The lawsuit, filed today in Los Angeles County Superior Court, is being brought by Richard and Blanca Lukasiewicz, who said that their son Richard Jr. was molested by a lay brother at Don Bosco Technical Institute, a private Catholic high school he attended from 1979 through 1983.
The couple said in the suit that as the result of his childhood sexual abuse, their son fell into a deep depression that made him suicidal. Despite years of treatment for his depression and several suicide attempts, Richard Jr., 36, hanged himself with his belt and shoelaces at a psychiatric center on April 19, 2002, the suit said.
“The sexual abuse stole Richard Jr.’s youth, it took his self esteem and drained his ability to cope,” the suit said. “Though he fought valiantly for years to overcome the sense of betrayal and mistrust, he ultimately succumbed to the depression and sense of worthlessness.”
While there have been perhaps dozens of other suicides nationwide by people who said they were suffering from depression brought on by sexual abuse by priests, lawyers and activist groups representing victims said the Lukasiewicz case was the first in the country in which relatives of the victims have sued the Catholic Church for damages.
sexual abuse by priests
Mary Grant, the southwest regional director for the victims group Survivors Network of Those Abused by Priests, said that her organization was contacted regularly by families who had lost children to suicide because of sexual abuse by priests but that none had ever filed a suit.

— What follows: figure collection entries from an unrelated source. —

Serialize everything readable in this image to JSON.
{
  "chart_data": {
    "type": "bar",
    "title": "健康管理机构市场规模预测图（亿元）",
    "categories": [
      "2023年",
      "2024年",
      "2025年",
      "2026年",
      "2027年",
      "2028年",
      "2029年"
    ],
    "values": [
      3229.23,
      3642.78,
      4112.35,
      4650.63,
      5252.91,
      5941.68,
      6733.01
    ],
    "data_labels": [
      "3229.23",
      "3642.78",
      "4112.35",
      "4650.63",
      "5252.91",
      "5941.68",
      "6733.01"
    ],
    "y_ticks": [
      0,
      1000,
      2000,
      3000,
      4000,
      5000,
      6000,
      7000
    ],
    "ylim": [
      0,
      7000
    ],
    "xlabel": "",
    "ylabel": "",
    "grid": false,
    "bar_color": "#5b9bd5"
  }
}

“I’m glad to hear that they are filing the suit because it’s the right thing to do because when a child is sexually abused the whole family is victimized,” Ms. Grant said. “This is very good news that they are doing this and moving things in the right direction toward acknowledging the impact of abuse.”

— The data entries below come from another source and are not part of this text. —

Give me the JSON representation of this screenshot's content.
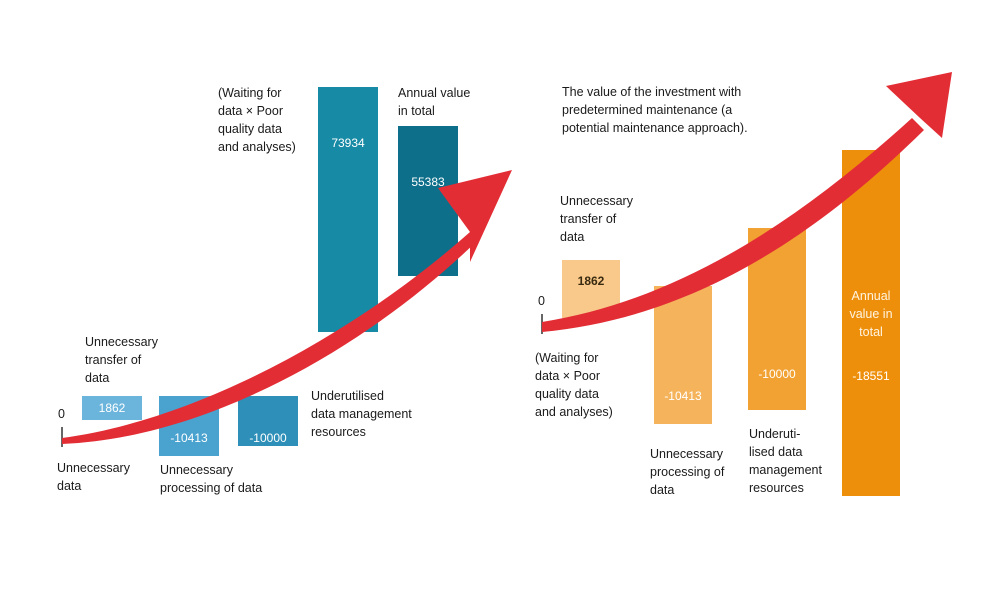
{
  "chart_data": [
    {
      "type": "bar",
      "baseline_label": "0",
      "categories": [
        "Unnecessary data",
        "Unnecessary transfer of data",
        "Unnecessary processing of data",
        "Underutilised data management resources",
        "(Waiting for data × Poor quality data and analyses)",
        "Annual value in total"
      ],
      "values": [
        null,
        1862,
        -10413,
        -10000,
        73934,
        55383
      ],
      "value_labels": [
        "",
        "1862",
        "-10413",
        "-10000",
        "73934",
        "55383"
      ],
      "labels": [
        [
          "Unnecessary",
          "data"
        ],
        [
          "Unnecessary",
          "transfer of",
          "data"
        ],
        [
          "Unnecessary",
          "processing of data"
        ],
        [
          "Underutilised",
          "data management",
          "resources"
        ],
        [
          "(Waiting for",
          "data × Poor",
          "quality data",
          "and analyses)"
        ],
        [
          "Annual value",
          "in total"
        ]
      ],
      "colors": [
        "#6bb5dc",
        "#6bb5dc",
        "#4aa2cf",
        "#2e8fb8",
        "#178aa5",
        "#0d6f8a"
      ]
    },
    {
      "type": "bar",
      "baseline_label": "0",
      "title": [
        "The value of the investment with",
        "predetermined maintenance (a",
        "potential maintenance approach)."
      ],
      "categories": [
        "Unnecessary transfer of data",
        "(Waiting for data × Poor quality data and analyses)",
        "Unnecessary processing of data",
        "Underutilised data management resources",
        "Annual value in total"
      ],
      "values": [
        1862,
        null,
        -10413,
        -10000,
        -18551
      ],
      "value_labels": [
        "1862",
        "",
        "-10413",
        "-10000",
        "-18551"
      ],
      "labels": [
        [
          "Unnecessary",
          "transfer of",
          "data"
        ],
        [
          "(Waiting for",
          "data × Poor",
          "quality data",
          "and analyses)"
        ],
        [
          "Unnecessary",
          "processing of",
          "data"
        ],
        [
          "Underuti-",
          "lised data",
          "management",
          "resources"
        ],
        [
          "Annual",
          "value in",
          "total"
        ]
      ],
      "colors": [
        "#f8c98a",
        "#f8c98a",
        "#f5b45c",
        "#f2a232",
        "#ee8f0c"
      ]
    }
  ],
  "arrow_color": "#e32d35"
}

Tom Tamburg, a spokesman for Cardinal Roger M. Mahony of Los Angeles, said he had not seen the lawsuit and could not comment on it. He noted, however, that Cardinal Mahony assumed his post in 1985 and was not at the helm of the archdiocese when the abuse was alleged to have occurred.
The lawsuit does not name the Catholic brother who is accused of molesting Richard Jr. but says only that he was assigned to teach and counsel at the high school. Telephone calls to Don Bosco Technical Institute, in Rosemead, Calif., were not answered, perhaps because the school was observing Good Friday.
According to the Los Angeles Archdiocese, a Catholic brother differs from a priest in that he is not a member of the clergy but a layperson who is not ordained but takes vows within his particular religious order, which has direct jurisdiction over its members.
“Richard Jr. wanted to live, and he made heroic efforts to survive,” said Raymond Boucher, a lawyer for the Lukasiewicz family. “He tried yoga, he tried counseling and took medication, but the damage done by this Catholic brother was so great that none of it worked.”
The Lukasiewiczes are also seeking damages from the psychiatric facility, which was not mentioned by name in the suit. They claim that the facility did not adequately supervise their son when he was admitted after a suicide attempt.
Mr. Boucher, who represents at least 200 victims of sexual abuse by priests in Southern California, said the Lukasiewiczes had filed the suit to raise awareness of the problem in the hope that other families will not suffer as they have.